Para além de uma possível heterogeneidade institucional, também há pontos pouco claros na decisão do dia 31. Os órgãos de mediação que já existem podem ser substitutos à altura das comissões, mesmo que não sejam especializados? Como garantir corpo técnico para monitorar impactos e trabalhar em mediações complexas, algumas com centenas de famílias vulneráveis? Além disso, a lei exige a mediação apenas quando a ocupação dura mais de um ano e um dia. Não há clareza de procedimento para casos mais recentes.

Mesmo sem a instalação das Comissões de Conflitos Fundiários, já há decisões de tribunais inferiores que rejeitam não só o princípio de uma transição, mas a própria ideia de mediação dos conflitos pelas cortes. O juiz do caso da ocupação Jorge Hereda determinou que a Polícia Militar seria diretamente competente para a desocupação. O órgão tradicional de mediação do Tribunal de Justiça de São Paulo, o Grupo de Apoio às Ordens Judiciais de Reintegração de Posse (Gaorp), criado após o caso Pinheirinho, está há quase dois anos inativo por ausência de indicação de juiz responsável por parte da presidência do TJ-SP.
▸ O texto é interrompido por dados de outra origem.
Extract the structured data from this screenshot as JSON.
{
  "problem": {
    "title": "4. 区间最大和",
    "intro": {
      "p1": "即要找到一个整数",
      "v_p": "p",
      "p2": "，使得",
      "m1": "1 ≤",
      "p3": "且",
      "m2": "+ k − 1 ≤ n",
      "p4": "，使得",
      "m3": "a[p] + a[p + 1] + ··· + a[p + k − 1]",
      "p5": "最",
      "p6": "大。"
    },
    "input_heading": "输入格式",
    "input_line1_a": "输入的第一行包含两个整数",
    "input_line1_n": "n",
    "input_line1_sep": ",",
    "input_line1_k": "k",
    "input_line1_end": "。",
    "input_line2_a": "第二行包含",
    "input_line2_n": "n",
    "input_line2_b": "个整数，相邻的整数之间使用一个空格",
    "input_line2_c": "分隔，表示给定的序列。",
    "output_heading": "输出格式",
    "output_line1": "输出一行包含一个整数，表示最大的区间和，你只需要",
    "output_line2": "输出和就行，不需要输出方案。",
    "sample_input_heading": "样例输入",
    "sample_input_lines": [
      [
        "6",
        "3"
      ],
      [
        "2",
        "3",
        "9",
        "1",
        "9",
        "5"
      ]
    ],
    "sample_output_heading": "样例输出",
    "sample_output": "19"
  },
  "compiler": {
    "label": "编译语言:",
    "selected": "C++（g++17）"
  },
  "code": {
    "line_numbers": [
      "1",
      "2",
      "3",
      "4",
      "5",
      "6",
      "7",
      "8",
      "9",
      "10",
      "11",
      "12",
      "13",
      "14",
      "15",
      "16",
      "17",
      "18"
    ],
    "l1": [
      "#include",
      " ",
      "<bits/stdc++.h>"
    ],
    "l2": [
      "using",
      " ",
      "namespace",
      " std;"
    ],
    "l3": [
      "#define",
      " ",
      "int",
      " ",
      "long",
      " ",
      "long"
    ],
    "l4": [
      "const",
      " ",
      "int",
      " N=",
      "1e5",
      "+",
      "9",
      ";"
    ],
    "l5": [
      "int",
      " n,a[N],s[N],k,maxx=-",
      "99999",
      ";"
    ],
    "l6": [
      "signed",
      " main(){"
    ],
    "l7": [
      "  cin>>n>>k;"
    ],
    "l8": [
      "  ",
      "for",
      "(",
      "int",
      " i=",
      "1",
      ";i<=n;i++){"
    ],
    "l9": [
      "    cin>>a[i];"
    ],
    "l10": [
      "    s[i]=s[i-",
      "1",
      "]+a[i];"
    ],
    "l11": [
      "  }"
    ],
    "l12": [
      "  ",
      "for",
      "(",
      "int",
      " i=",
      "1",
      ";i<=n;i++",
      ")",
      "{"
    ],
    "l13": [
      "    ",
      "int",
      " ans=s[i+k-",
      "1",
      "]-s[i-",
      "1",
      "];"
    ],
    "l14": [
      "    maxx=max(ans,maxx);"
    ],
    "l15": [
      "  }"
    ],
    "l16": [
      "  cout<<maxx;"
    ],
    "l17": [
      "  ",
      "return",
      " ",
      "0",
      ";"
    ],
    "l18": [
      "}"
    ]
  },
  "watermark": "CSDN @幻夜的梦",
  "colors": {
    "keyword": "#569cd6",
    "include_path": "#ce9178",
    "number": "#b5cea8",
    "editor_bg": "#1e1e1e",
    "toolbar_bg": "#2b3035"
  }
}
As famílias que ocuparam o terreno vazio na zona leste estão longe de ser caso isolado. A Campanha Despejo Zero estima 188 mil famílias sob risco de remoção no Brasil. Os tribunais podem tomar a decisão do STF como oportunidade para aprimorar mediações complexas de conflitos de alta voltagem. Ou podem ignorá-la e contribuir ativamente com uma avalanche de despejos e com o aumento da violência nos conflitos fundiários no país.